A legend has departed. Mr Nelson Mandela will be remembered for transforming the political and moral path of Africa and the world. It is bewildering to behold in this day and age how one soul can do so much to lift the moral fabric of our lives by the show of role-modelling. His struggle for liberation from the yoke of human domination that societies fabricate was the genesis of his early political activism. But I am most touched by his courage of forgiveness; of his ability for laying down his bitterness towards those who perpetrated his persecution and took away close to three decades of his life to incarceration. And still continued tirelessly the emphasis for national reconciliation. He did not seek avenge for his losses, but instead exercised compassion. Yes, periodically, Providence thrusts such icons into our midst like lighthouses that should illuminate the darkness of our lives to keep us from treacherous corals. We pray for more of such souls to grace our terrestrial path. 

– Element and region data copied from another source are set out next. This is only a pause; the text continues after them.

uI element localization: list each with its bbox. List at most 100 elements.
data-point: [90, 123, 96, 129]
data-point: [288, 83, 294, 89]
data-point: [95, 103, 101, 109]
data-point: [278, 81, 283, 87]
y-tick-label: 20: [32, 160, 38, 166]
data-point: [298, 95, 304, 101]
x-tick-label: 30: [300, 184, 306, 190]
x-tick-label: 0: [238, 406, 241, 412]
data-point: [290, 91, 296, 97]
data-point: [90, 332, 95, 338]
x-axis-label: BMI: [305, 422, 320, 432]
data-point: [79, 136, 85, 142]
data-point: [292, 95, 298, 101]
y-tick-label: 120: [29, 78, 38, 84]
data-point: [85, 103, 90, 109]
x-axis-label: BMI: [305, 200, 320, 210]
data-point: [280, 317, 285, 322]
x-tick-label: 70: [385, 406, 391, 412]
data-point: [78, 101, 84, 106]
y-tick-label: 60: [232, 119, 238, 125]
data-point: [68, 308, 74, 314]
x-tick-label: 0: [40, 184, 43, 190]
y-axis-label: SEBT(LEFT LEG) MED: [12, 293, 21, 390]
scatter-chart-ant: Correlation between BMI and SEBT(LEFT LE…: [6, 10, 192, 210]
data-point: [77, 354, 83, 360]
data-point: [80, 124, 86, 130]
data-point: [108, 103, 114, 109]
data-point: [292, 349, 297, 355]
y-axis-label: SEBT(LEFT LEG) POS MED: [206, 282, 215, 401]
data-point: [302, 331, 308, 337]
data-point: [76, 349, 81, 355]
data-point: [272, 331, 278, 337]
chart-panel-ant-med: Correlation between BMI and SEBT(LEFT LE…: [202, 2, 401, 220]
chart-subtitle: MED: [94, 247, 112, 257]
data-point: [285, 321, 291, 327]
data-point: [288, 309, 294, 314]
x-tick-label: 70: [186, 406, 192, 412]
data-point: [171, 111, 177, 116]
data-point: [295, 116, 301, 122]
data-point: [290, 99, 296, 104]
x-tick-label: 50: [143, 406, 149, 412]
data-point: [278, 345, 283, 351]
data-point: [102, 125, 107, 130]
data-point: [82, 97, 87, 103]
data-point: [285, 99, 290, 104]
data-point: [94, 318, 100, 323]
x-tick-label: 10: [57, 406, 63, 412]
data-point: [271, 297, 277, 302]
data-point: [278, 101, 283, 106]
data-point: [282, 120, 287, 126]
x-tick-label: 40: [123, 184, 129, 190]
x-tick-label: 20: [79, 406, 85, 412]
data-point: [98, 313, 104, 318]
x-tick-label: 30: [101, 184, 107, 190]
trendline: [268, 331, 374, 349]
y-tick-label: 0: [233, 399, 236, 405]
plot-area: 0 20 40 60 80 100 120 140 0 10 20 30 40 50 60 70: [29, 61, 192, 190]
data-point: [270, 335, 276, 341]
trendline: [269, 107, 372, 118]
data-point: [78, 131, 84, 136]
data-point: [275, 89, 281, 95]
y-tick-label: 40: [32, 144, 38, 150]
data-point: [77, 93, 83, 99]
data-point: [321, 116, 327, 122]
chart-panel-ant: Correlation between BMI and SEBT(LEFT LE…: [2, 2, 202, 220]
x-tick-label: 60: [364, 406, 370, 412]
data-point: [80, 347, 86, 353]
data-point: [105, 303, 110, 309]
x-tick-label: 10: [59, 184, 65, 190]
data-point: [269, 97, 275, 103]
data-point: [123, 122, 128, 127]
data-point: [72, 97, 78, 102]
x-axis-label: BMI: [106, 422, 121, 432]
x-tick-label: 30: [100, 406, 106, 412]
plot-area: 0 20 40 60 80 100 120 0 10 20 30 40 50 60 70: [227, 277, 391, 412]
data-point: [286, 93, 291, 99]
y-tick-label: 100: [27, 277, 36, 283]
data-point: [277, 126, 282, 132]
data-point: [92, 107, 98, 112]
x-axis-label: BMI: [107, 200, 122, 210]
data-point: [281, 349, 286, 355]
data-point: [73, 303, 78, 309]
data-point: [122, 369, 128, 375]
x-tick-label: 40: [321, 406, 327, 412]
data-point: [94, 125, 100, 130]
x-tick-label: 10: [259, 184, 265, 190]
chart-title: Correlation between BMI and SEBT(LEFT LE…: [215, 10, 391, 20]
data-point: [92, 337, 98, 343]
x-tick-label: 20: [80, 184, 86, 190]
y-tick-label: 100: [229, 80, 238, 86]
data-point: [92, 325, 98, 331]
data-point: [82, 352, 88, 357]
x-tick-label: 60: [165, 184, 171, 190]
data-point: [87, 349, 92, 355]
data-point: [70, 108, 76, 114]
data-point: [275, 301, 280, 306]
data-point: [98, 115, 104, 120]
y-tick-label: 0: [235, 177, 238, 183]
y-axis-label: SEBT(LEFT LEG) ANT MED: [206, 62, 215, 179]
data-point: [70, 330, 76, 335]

We need to learn from such lives of forgiveness to make our nation too free of division and conflict and embrace tolerance and social harmony.  

December 5, 2013

The value of a smile

The girl at the memo counter kept her eyes on her work as she reach out her hand to take the prescription for an x-ray that I held in my extended hand. "The ID card!" She said, her eyes still focused on the keyboard of her computer into which she was punching in the information. Soon she had a print-out that she handed over to me -- still her eyes not meeting mine nor any expression of even a whiff of a smile that could impress me as a patient or customer. I wait for just another moment hoping to see that hint of a smile light up her face -- for I wanted so much to see that it is the human touch that makes for quality of care -- not the physical facilities in an institution as most would want to think. Alas! That smile never emerged.

This episode could be counted at many of our counters, in travel offices, hospitals, government offices, and many other service spots. What's the value of a smile? It matters the world of good -- for spreading kindness, good will and compassion. Alas! In our country we have lost much of that touch as we lean strong into the ways of development and competition and big egos, leaving behind not even as vestiges the good of neighborliness and sharing that our forefathers had left for us. But the contradiction is that in this new age of the business and personality ethic, smiles are much of today's fare, even though plastic. Are we losing both worlds?

Can we do something to revive these? A smile doesn't cost us anything and yet we are reluctant to give it.